Simon Messner reports about his new climb ‘Männer die auf Wände starren’ on Rotwand / Roda di Vael in the Rosengarten group of the Dolomites, Italy, first ascended with Philipp Prünster and Martin Sieberer.
Via Casarotto on the right side of the Rotwand, also known as Roda di Vael, had been forgotten about for decades until it was rediscovered only a few years ago by Ivo Ferrari. It’s a fabulous climb and during a recent repeat I noticed another line, which is actually very logical, that follows a series of cracks further to the right.
A few days after repeating the Casarotto climb I returned to the face with Philipp Prünster and Martin Sieberer and we couldn’t believe our eyes: we had actually discovered another little gem. Our route runs fairly close to the Casarotto route, but never crosses it! Furthermore, our climb has the same good rock as the Casarotto, and this only begins to lose quality from the large ledge onwards. A little more caution is needed here.
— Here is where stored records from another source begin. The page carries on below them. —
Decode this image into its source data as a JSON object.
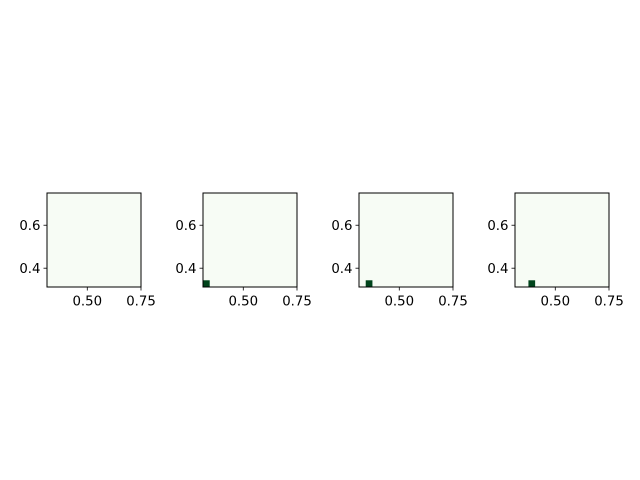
{
  "chart_data": [
    {
      "type": "heatmap",
      "title": "",
      "xlabel": "",
      "ylabel": "",
      "xlim": [
        0.3125,
        0.75
      ],
      "ylim": [
        0.3125,
        0.75
      ],
      "x_ticks": [
        {
          "value": 0.5,
          "label": "0.50"
        },
        {
          "value": 0.75,
          "label": "0.75"
        }
      ],
      "y_ticks": [
        {
          "value": 0.4,
          "label": "0.4"
        },
        {
          "value": 0.6,
          "label": "0.6"
        }
      ],
      "background_color": "#f7fcf5",
      "cell_color": "#00441b",
      "cells": []
    },
    {
      "type": "heatmap",
      "title": "",
      "xlabel": "",
      "ylabel": "",
      "xlim": [
        0.3125,
        0.75
      ],
      "ylim": [
        0.3125,
        0.75
      ],
      "x_ticks": [
        {
          "value": 0.5,
          "label": "0.50"
        },
        {
          "value": 0.75,
          "label": "0.75"
        }
      ],
      "y_ticks": [
        {
          "value": 0.4,
          "label": "0.4"
        },
        {
          "value": 0.6,
          "label": "0.6"
        }
      ],
      "background_color": "#f7fcf5",
      "cell_color": "#00441b",
      "cells": [
        {
          "x0": 0.3125,
          "x1": 0.34375,
          "y0": 0.3125,
          "y1": 0.34375
        }
      ]
    },
    {
      "type": "heatmap",
      "title": "",
      "xlabel": "",
      "ylabel": "",
      "xlim": [
        0.3125,
        0.75
      ],
      "ylim": [
        0.3125,
        0.75
      ],
      "x_ticks": [
        {
          "value": 0.5,
          "label": "0.50"
        },
        {
          "value": 0.75,
          "label": "0.75"
        }
      ],
      "y_ticks": [
        {
          "value": 0.4,
          "label": "0.4"
        },
        {
          "value": 0.6,
          "label": "0.6"
        }
      ],
      "background_color": "#f7fcf5",
      "cell_color": "#00441b",
      "cells": [
        {
          "x0": 0.34375,
          "x1": 0.375,
          "y0": 0.3125,
          "y1": 0.34375
        }
      ]
    },
    {
      "type": "heatmap",
      "title": "",
      "xlabel": "",
      "ylabel": "",
      "xlim": [
        0.3125,
        0.75
      ],
      "ylim": [
        0.3125,
        0.75
      ],
      "x_ticks": [
        {
          "value": 0.5,
          "label": "0.50"
        },
        {
          "value": 0.75,
          "label": "0.75"
        }
      ],
      "y_ticks": [
        {
          "value": 0.4,
          "label": "0.4"
        },
        {
          "value": 0.6,
          "label": "0.6"
        }
      ],
      "background_color": "#f7fcf5",
      "cell_color": "#00441b",
      "cells": [
        {
          "x0": 0.375,
          "x1": 0.40625,
          "y0": 0.3125,
          "y1": 0.34375
        }
      ]
    }
  ]
}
With the exception of two pegs (see topo), the entire route needs to be protected with trad gear but some threads are already equipped with cordlets. The crux is right at the end, on the last pitch (VIII) and it is mandatory to free climb it (a cam #4 is very useful, even if one can manage without). Almost all the belays are equipped, but they need backing up (in particular the second belay, constructed entirely with cams or nuts, see topo).
While Casarotto’s logical line is the king line on this section of the red wall, our Männer die auf Wände starren has its merits because, as mentioned, the two lines do not cross each other, the rock (especially on the lower section) is excellent and the line is an obvious gift of Mother Nature.
During our ascent on 07/10/22 we were able to make a team onsight.